These completed studies assessed the effects of the acidification cell configuration, seawater composition, flow rate, and current on seawater pH levels. The data were used to determine the feasibility of this approach for efficiently extracting large quantities of CO2 from seawater. From these feasibility studies NRL successfully scaled-up and integrated the carbon capture technology into an independent skid to process larger volumes of seawater and evaluate the overall system design and efficiencies.

The major component of the carbon capture skid is a three-chambered electrochemical acidification cell. This cell uses small quantities of electricity to exchange hydrogen ions produced at the anode with sodium ions in the seawater stream. As a result, the seawater is acidified. At the cathode, water is reduced to H2 gas and sodium hydroxide (NaOH) is formed. This basic solution may be re-combined with the acidified seawater to return the seawater to its original pH with no additional chemicals. Current and continuing research using this carbon capture skid demonstrates the continuous efficient production of H2 and the recovery of up to 92 percent of CO2 from seawater.

Located at NRL’s Center for Corrosion Science Engineering facility in Key West, Fla., (NRLKW) the carbon capture skid has been tested using seawater from the Gulf of Mexico to simulate conditions that will be encountered in an actual open ocean process for capturing CO2 from seawater and producing H2 gas.

Currently NRL is working on process optimization and scale-up. Once these are completed, initial studies predict that jet fuel from seawater would cost in the range of $3 to $6 per gallon to produce.

How it Works: CO2 + H2 = Jet Fuel
NRL has developed a two-step process in the laboratory to convert the CO2 and H2 gathered from the seawater to liquid hydrocarbons.
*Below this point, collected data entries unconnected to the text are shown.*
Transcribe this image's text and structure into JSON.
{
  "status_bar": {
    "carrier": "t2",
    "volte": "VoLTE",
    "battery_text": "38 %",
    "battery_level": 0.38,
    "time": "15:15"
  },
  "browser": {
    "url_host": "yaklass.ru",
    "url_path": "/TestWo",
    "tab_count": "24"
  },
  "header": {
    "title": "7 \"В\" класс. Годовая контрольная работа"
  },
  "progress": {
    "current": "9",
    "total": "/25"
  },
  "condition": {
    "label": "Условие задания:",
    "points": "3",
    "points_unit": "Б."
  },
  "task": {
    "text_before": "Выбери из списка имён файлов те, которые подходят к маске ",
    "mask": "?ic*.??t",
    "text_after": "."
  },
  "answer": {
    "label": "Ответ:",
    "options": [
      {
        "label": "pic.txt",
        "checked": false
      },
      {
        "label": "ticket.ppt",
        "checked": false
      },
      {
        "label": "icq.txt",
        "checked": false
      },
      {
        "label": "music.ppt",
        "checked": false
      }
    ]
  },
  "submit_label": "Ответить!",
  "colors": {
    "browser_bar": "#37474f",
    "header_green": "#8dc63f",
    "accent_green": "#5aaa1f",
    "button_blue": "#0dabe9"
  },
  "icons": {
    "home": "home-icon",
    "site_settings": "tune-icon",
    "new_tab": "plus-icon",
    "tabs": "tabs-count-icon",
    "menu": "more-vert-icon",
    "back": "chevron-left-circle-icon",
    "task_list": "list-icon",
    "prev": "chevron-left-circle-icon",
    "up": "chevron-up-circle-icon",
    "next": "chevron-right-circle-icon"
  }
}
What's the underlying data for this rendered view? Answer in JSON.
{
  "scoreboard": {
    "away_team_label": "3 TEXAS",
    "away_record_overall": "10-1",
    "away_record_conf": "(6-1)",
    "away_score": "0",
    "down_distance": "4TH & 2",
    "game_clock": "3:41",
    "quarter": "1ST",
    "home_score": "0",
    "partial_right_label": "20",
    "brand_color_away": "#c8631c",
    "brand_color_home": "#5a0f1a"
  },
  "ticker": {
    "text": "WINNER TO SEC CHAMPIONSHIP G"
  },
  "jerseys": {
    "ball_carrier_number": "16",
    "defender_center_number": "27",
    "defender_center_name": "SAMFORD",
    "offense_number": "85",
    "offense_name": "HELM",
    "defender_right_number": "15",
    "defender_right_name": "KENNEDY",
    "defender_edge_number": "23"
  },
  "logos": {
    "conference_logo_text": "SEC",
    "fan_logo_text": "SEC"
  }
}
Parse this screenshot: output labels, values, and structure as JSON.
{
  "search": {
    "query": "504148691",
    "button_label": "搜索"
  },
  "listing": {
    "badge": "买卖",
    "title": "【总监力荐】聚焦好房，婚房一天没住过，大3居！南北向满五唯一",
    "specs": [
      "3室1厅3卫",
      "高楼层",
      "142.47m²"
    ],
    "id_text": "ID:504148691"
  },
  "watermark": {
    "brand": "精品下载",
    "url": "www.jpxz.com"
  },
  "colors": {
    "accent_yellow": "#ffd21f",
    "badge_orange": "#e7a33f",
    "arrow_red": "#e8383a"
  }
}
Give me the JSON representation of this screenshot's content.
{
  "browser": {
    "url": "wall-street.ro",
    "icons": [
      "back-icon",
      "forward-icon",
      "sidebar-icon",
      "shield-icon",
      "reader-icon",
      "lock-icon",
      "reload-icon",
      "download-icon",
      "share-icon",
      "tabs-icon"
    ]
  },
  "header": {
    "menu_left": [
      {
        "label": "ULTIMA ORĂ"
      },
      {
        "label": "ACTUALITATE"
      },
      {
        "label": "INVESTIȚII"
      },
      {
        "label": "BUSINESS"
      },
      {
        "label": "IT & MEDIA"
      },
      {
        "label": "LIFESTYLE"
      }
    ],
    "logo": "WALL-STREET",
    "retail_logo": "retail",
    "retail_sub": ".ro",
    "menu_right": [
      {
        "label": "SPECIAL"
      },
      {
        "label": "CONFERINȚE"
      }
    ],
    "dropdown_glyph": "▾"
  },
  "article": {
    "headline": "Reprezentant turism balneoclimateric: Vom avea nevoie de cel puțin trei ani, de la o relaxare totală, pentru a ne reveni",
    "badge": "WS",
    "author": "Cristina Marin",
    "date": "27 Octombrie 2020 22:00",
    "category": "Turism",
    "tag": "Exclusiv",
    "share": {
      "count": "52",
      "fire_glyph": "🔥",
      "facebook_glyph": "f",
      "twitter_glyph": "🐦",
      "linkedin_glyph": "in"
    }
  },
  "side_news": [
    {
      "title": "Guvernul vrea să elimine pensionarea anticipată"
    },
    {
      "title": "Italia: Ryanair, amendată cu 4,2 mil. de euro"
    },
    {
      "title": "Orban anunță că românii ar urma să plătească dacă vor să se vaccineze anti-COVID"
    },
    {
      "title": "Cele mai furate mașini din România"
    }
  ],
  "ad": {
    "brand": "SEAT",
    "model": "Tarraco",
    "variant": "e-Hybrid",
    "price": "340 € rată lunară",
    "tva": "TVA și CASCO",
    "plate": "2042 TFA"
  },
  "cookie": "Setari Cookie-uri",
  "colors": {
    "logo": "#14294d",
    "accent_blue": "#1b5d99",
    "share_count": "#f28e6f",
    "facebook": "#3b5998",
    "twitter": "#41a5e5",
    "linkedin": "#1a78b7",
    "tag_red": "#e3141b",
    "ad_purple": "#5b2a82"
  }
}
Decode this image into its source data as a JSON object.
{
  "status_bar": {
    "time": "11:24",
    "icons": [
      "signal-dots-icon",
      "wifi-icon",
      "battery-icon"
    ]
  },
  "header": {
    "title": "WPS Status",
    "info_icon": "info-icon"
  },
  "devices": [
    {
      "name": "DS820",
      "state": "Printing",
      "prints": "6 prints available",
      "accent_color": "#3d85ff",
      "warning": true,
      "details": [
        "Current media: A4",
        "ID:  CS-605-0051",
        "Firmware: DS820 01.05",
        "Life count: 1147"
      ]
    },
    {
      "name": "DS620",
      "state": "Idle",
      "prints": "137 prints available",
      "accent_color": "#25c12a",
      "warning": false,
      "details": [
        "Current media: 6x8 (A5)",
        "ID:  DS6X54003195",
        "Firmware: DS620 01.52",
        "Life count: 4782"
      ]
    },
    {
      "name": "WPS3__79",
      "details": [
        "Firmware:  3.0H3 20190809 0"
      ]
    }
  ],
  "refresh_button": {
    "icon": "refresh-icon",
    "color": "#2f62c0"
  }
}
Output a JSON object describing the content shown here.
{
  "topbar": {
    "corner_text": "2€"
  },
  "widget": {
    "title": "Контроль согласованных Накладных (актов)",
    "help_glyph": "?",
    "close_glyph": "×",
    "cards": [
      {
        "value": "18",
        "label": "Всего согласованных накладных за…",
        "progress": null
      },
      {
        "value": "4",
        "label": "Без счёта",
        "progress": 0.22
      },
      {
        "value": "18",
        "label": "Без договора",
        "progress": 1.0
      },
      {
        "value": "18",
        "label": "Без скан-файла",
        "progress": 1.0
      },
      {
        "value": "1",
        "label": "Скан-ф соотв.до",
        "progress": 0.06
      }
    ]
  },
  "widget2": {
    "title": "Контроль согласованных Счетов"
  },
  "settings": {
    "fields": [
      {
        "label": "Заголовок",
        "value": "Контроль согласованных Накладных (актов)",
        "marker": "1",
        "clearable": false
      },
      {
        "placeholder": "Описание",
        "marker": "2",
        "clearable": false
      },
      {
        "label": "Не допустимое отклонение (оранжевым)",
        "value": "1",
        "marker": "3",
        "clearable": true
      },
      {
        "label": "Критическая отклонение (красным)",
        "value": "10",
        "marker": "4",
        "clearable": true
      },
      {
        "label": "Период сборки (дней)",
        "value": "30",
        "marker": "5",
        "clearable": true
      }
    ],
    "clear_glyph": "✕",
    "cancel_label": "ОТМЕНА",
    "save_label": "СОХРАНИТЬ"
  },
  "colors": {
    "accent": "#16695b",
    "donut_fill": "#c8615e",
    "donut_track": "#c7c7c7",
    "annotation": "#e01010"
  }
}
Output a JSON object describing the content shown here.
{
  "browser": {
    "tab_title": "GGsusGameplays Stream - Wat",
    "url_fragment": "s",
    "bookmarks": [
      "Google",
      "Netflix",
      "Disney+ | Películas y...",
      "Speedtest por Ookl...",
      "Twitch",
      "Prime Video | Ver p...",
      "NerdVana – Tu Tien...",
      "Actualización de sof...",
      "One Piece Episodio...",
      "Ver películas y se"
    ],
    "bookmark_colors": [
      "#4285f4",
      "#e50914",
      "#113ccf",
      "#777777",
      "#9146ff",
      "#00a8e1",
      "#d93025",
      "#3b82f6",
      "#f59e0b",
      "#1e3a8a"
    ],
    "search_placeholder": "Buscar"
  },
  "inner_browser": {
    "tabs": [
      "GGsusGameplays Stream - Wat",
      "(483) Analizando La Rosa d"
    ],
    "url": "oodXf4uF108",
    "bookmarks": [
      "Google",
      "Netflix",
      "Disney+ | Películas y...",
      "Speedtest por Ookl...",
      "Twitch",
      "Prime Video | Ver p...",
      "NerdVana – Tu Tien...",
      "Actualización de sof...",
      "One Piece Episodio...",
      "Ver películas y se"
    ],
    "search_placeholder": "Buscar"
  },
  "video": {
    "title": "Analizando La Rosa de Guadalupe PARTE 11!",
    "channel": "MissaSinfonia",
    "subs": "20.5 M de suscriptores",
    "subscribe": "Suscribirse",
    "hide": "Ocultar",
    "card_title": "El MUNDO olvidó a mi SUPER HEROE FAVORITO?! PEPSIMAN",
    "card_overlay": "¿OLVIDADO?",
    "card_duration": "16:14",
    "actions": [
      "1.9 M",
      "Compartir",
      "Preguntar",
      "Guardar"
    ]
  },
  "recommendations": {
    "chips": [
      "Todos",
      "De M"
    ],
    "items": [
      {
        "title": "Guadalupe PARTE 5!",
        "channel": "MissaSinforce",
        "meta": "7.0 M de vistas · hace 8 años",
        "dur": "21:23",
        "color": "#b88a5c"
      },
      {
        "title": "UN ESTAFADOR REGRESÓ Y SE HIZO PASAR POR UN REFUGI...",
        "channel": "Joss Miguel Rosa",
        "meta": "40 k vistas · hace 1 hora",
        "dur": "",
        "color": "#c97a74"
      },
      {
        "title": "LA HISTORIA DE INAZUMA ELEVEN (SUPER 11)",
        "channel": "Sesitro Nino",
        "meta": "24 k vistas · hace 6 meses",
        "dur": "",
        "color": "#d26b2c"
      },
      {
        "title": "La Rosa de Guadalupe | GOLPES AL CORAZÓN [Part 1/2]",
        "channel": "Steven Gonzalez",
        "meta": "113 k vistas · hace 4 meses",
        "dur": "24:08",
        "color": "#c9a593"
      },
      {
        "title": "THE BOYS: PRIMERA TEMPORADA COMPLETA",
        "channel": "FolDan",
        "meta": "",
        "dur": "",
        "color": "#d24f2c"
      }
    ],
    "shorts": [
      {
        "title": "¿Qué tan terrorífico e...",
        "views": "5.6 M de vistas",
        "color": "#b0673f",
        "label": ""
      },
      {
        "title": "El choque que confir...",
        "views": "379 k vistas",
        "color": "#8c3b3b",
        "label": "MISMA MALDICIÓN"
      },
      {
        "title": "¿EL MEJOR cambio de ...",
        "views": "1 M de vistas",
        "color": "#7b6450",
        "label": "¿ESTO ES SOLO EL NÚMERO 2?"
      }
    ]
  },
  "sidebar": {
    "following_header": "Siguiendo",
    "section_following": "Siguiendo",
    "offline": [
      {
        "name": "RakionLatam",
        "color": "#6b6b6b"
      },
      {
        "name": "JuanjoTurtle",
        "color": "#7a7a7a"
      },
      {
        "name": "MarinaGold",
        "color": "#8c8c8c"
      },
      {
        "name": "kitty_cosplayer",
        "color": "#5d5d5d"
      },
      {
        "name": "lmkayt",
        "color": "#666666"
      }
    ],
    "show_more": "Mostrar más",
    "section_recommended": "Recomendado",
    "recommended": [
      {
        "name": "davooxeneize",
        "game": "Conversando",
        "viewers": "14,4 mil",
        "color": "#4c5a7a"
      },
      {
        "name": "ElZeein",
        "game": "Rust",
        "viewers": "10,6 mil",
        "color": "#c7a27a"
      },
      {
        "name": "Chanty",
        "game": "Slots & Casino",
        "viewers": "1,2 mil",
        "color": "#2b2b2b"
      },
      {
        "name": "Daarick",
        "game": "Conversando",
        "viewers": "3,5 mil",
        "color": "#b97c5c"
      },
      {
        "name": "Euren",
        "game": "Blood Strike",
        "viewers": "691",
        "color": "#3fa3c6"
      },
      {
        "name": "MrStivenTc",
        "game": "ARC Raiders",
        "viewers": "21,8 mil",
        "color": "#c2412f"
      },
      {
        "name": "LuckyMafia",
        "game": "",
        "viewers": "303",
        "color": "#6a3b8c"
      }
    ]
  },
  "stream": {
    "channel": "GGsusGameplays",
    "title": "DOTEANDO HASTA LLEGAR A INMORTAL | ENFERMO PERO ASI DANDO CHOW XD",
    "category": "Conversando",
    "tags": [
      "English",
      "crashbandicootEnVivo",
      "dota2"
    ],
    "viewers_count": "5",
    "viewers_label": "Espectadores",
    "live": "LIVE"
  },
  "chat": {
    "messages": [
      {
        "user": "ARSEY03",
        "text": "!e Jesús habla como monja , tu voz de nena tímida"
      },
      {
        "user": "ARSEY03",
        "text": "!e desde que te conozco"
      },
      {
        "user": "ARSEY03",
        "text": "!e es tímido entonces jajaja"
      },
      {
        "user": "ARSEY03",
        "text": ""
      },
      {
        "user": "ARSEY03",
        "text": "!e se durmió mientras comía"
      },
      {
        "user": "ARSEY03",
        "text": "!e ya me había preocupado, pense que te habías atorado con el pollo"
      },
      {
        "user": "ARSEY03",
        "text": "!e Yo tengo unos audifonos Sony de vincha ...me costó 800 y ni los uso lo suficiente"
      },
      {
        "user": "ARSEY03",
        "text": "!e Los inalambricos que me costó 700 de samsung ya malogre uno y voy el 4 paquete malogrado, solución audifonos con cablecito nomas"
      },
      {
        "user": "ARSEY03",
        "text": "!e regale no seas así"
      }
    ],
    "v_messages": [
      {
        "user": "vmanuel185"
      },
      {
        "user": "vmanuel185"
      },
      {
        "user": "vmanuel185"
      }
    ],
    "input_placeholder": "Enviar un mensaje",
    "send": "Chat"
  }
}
In the first step, an iron-based catalyst has been developed that can achieve CO2 conversion levels up to 60 percent and decrease unwanted methane production from 97 percent to 25 percent in favor of longer-chain unsaturated hydrocarbons (olefins).

In the second step these olefins can be oligomerized (a chemical process that converts monomers, molecules of low molecular weight, to a compound of higher molecular weight by a finite degree of polymerization) into a liquid containing hydrocarbon molecules in the carbon C9-C16 range, suitable for conversion to jet fuel by a nickel-supported catalyst reaction.

Can we say this is as close to “water-powered” as possible without actually having water in the fuel tank?

  • Charles

    Only (potentially) useful if you can power the process with at nuclear reactor. CVNs can, of course, assuming the reactor has the spare output.

  • Van

    Navy ship propulsion reactors can produce whatever power is required, the trick is to be able to transfer the heat from the nuclear fuel such at the fuel does not get too hot and suffer a meltdown.

    Without actually looking at it, I would have expected the fuel to be costly, perhaps 10 times the cost claimed in the article. Note the biofuel used in jets costs 5 times as much as the fossil fuel product.

  • John47

    Might have made sense to use this in Afghanistan, if you could have combined it with underground gasification of coal. (There’s usually plenty of somewhat saline water in a coal seam.) Still, American and allied forces will be gone before you could bring it online.

  • SciResearcher

    You should bypass the CO2 take up and utilize red hot or white hot carbon instead, the large cost involved because the CO2 bond is very strong and cost can be reduced by forming Carbon Monoxide instead. Then use this formula to get to Heptane with a catalyst:

    7CO + 8H2 ——> C7H16 + byproduct